Les entraves ou les représailles ne s’exercent pas seulement à l’encontre des détenus qui contactent l’OIP. Certains affirment que les courriers qu’ils envoient au Défenseur des droits, ou que celui-ci leur adresse, sont bloqués – particulièrement lorsqu’il s’agit de signaler des violences de la part du personnel pénitentiaire, et alors même qu’ils sont confidentiels. Dès 2013, le Contrôleur général des lieux de privation de liberté (CGLPL) avait quant à lui dénoncé les sanctions que subissaient les détenues dits « procéduriers » : « Le contrôle général est convaincu que de nombreuses personnes craignent des représailles si elles le saisissent, voire en sont activement dissuadées » pouvait-on lire dans son rapport d’activité[2]. Il pointait en outre les nombreux témoignages faisant état de courriers ouverts ou perdus, courriers qui ne peuvent faire en théorie l’objet d’aucun contrôle. Ce constat avait abouti à la création en 2014 d’un délit d’entrave : depuis, le fait de faire obstacle à la mission du CGLPL, en s’opposant aux visites ou à la communication de certains éléments, par des menaces et des représailles prises à l’encontre de toute personne en lien avec l’institution, relève d’une infraction[3]. Le phénomène a néanmoins toujours lieu, comme l’illustre le témoignage de cet homme détenu à Liancourt en janvier 2022 : « J’étais en train d’écrire une lettre au CGLPL pour dénoncer mes conditions de détention, lorsque j’ai subi une fouille de cellule.
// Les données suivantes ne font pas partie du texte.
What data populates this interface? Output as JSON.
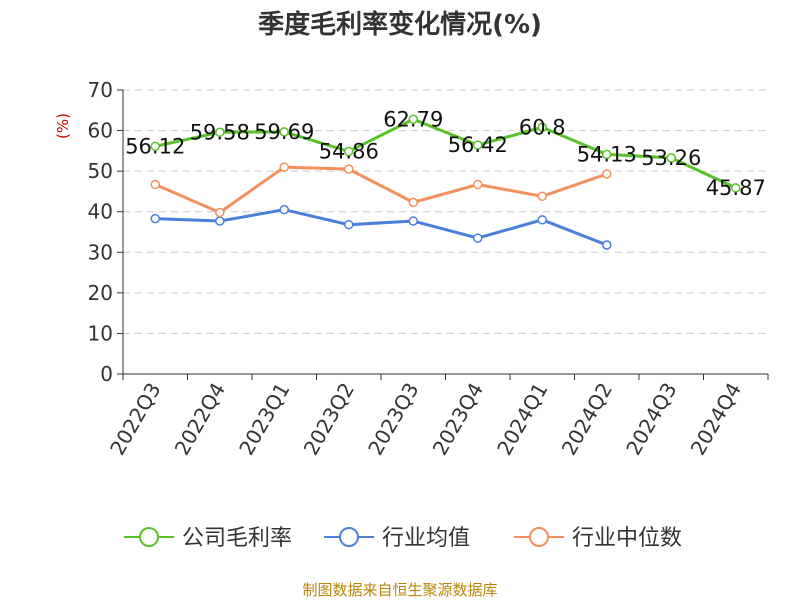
{
  "chart_data": {
    "type": "line",
    "title": "季度毛利率变化情况(%)",
    "ylabel": "(%)",
    "xlabel": "",
    "ylim": [
      0,
      70
    ],
    "yticks": [
      0,
      10,
      20,
      30,
      40,
      50,
      60,
      70
    ],
    "grid": true,
    "legend_position": "bottom",
    "categories": [
      "2022Q3",
      "2022Q4",
      "2023Q1",
      "2023Q2",
      "2023Q3",
      "2023Q4",
      "2024Q1",
      "2024Q2",
      "2024Q3",
      "2024Q4"
    ],
    "series": [
      {
        "name": "公司毛利率",
        "color": "#5ac12a",
        "labeled": true,
        "values": [
          56.12,
          59.58,
          59.69,
          54.86,
          62.79,
          56.42,
          60.8,
          54.13,
          53.26,
          45.87
        ],
        "labels": [
          "56.12",
          "59.58",
          "59.69",
          "54.86",
          "62.79",
          "56.42",
          "60.8",
          "54.13",
          "53.26",
          "45.87"
        ]
      },
      {
        "name": "行业均值",
        "color": "#4a7fdc",
        "labeled": false,
        "values": [
          38.3,
          37.7,
          40.5,
          36.8,
          37.7,
          33.5,
          38.0,
          31.8,
          null,
          null
        ]
      },
      {
        "name": "行业中位数",
        "color": "#f5905c",
        "labeled": false,
        "values": [
          46.7,
          39.8,
          51.0,
          50.5,
          42.3,
          46.7,
          43.8,
          49.3,
          null,
          null
        ]
      }
    ]
  },
  "source": "制图数据来自恒生聚源数据库"
}
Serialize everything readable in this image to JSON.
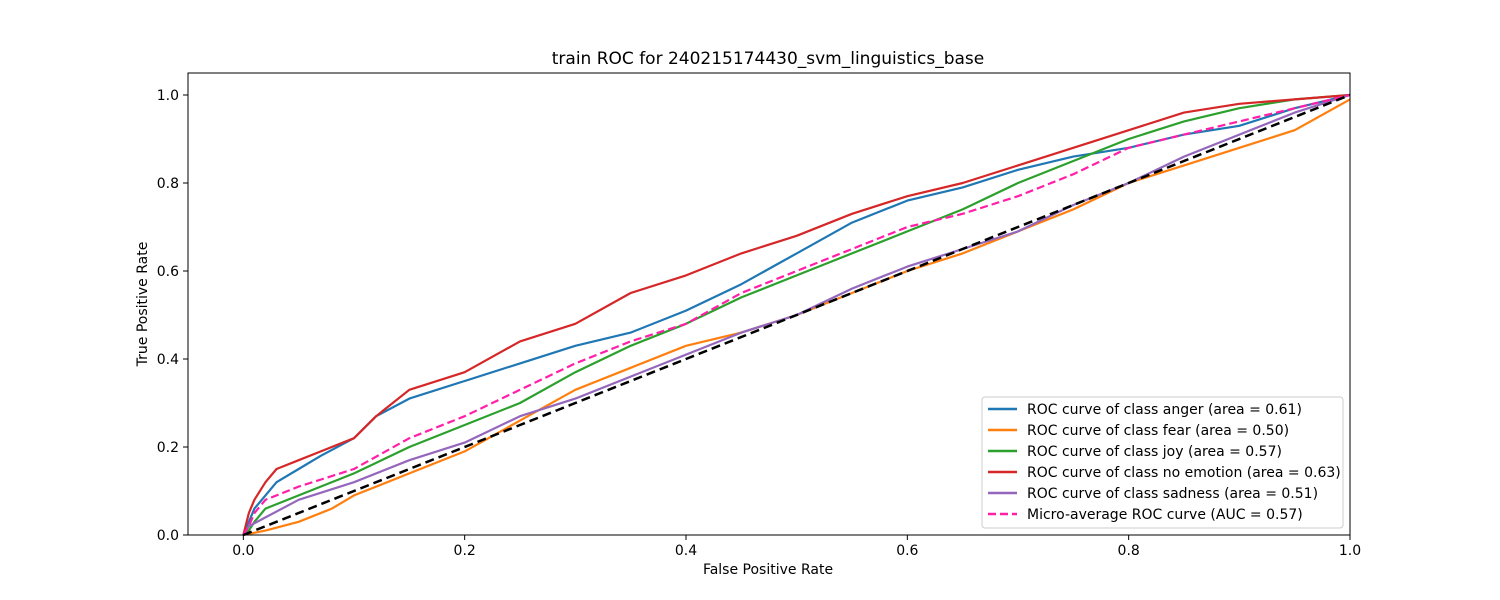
{
  "chart_data": {
    "type": "line",
    "title": "train ROC for 240215174430_svm_linguistics_base",
    "xlabel": "False Positive Rate",
    "ylabel": "True Positive Rate",
    "xlim": [
      -0.05,
      1.0
    ],
    "ylim": [
      0.0,
      1.05
    ],
    "x_ticks": [
      "0.0",
      "0.2",
      "0.4",
      "0.6",
      "0.8",
      "1.0"
    ],
    "y_ticks": [
      "0.0",
      "0.2",
      "0.4",
      "0.6",
      "0.8",
      "1.0"
    ],
    "grid": false,
    "legend_position": "lower-right",
    "series": [
      {
        "name": "ROC curve of class anger (area = 0.61)",
        "color": "#1f77b4",
        "style": "solid",
        "x": [
          0.0,
          0.005,
          0.01,
          0.02,
          0.03,
          0.05,
          0.07,
          0.1,
          0.12,
          0.15,
          0.2,
          0.25,
          0.3,
          0.35,
          0.4,
          0.45,
          0.5,
          0.55,
          0.6,
          0.65,
          0.7,
          0.75,
          0.8,
          0.85,
          0.9,
          0.95,
          1.0
        ],
        "y": [
          0.0,
          0.03,
          0.06,
          0.09,
          0.12,
          0.15,
          0.18,
          0.22,
          0.27,
          0.31,
          0.35,
          0.39,
          0.43,
          0.46,
          0.51,
          0.57,
          0.64,
          0.71,
          0.76,
          0.79,
          0.83,
          0.86,
          0.88,
          0.91,
          0.93,
          0.97,
          1.0
        ]
      },
      {
        "name": "ROC curve of class fear (area = 0.50)",
        "color": "#ff7f0e",
        "style": "solid",
        "x": [
          0.0,
          0.02,
          0.05,
          0.08,
          0.1,
          0.15,
          0.2,
          0.25,
          0.3,
          0.35,
          0.4,
          0.45,
          0.5,
          0.55,
          0.6,
          0.65,
          0.7,
          0.75,
          0.8,
          0.85,
          0.9,
          0.95,
          1.0
        ],
        "y": [
          0.0,
          0.01,
          0.03,
          0.06,
          0.09,
          0.14,
          0.19,
          0.26,
          0.33,
          0.38,
          0.43,
          0.46,
          0.5,
          0.55,
          0.6,
          0.64,
          0.69,
          0.74,
          0.8,
          0.84,
          0.88,
          0.92,
          0.99
        ]
      },
      {
        "name": "ROC curve of class joy (area = 0.57)",
        "color": "#2ca02c",
        "style": "solid",
        "x": [
          0.0,
          0.005,
          0.01,
          0.02,
          0.05,
          0.1,
          0.15,
          0.2,
          0.25,
          0.3,
          0.35,
          0.4,
          0.45,
          0.5,
          0.55,
          0.6,
          0.65,
          0.7,
          0.75,
          0.8,
          0.85,
          0.9,
          0.95,
          1.0
        ],
        "y": [
          0.0,
          0.01,
          0.03,
          0.06,
          0.09,
          0.14,
          0.2,
          0.25,
          0.3,
          0.37,
          0.43,
          0.48,
          0.54,
          0.59,
          0.64,
          0.69,
          0.74,
          0.8,
          0.85,
          0.9,
          0.94,
          0.97,
          0.99,
          1.0
        ]
      },
      {
        "name": "ROC curve of class no emotion (area = 0.63)",
        "color": "#d62728",
        "style": "solid",
        "x": [
          0.0,
          0.005,
          0.01,
          0.02,
          0.03,
          0.05,
          0.07,
          0.1,
          0.12,
          0.15,
          0.2,
          0.25,
          0.3,
          0.35,
          0.4,
          0.45,
          0.5,
          0.55,
          0.6,
          0.65,
          0.7,
          0.75,
          0.8,
          0.85,
          0.9,
          0.95,
          1.0
        ],
        "y": [
          0.0,
          0.05,
          0.08,
          0.12,
          0.15,
          0.17,
          0.19,
          0.22,
          0.27,
          0.33,
          0.37,
          0.44,
          0.48,
          0.55,
          0.59,
          0.64,
          0.68,
          0.73,
          0.77,
          0.8,
          0.84,
          0.88,
          0.92,
          0.96,
          0.98,
          0.99,
          1.0
        ]
      },
      {
        "name": "ROC curve of class sadness (area = 0.51)",
        "color": "#9467bd",
        "style": "solid",
        "x": [
          0.0,
          0.005,
          0.02,
          0.05,
          0.1,
          0.15,
          0.2,
          0.25,
          0.3,
          0.35,
          0.4,
          0.45,
          0.5,
          0.55,
          0.6,
          0.65,
          0.7,
          0.75,
          0.8,
          0.85,
          0.9,
          0.95,
          1.0
        ],
        "y": [
          0.0,
          0.02,
          0.04,
          0.08,
          0.12,
          0.17,
          0.21,
          0.27,
          0.31,
          0.36,
          0.41,
          0.46,
          0.5,
          0.56,
          0.61,
          0.65,
          0.69,
          0.75,
          0.8,
          0.86,
          0.91,
          0.96,
          1.0
        ]
      },
      {
        "name": "Micro-average ROC curve (AUC = 0.57)",
        "color": "#ff1fa9",
        "style": "dashed",
        "x": [
          0.0,
          0.005,
          0.01,
          0.02,
          0.05,
          0.1,
          0.15,
          0.2,
          0.25,
          0.3,
          0.35,
          0.4,
          0.45,
          0.5,
          0.55,
          0.6,
          0.65,
          0.7,
          0.75,
          0.8,
          0.85,
          0.9,
          0.95,
          1.0
        ],
        "y": [
          0.0,
          0.02,
          0.05,
          0.08,
          0.11,
          0.15,
          0.22,
          0.27,
          0.33,
          0.39,
          0.44,
          0.48,
          0.55,
          0.6,
          0.65,
          0.7,
          0.73,
          0.77,
          0.82,
          0.88,
          0.91,
          0.94,
          0.97,
          1.0
        ]
      },
      {
        "name": "",
        "color": "#000000",
        "style": "dashed-reference",
        "x": [
          0.0,
          1.0
        ],
        "y": [
          0.0,
          1.0
        ]
      }
    ]
  }
}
Quand je suis rentré dans ma cellule, la lettre n’y était plus. »

Par Pauline Petitot

Cet article a été publié dans la revue Dedans Dehors N°117 – Détention provisoire, l’interminable attente

[1] En régime porte fermée, les détenus sont confinés en cellule et ne peuvent en sortir que lorsqu’un surveillant vient ouvrir la porte pour les emmener en promenade ou participer à une activité.

[2] CGLPL, rapport d’activité 2013.

[3] Loi n° 2014-528 du 26 mai 2014 modifiant la loi du 30 octobre 2007 instituant un Contrôleur général des lieux de privation de liberté.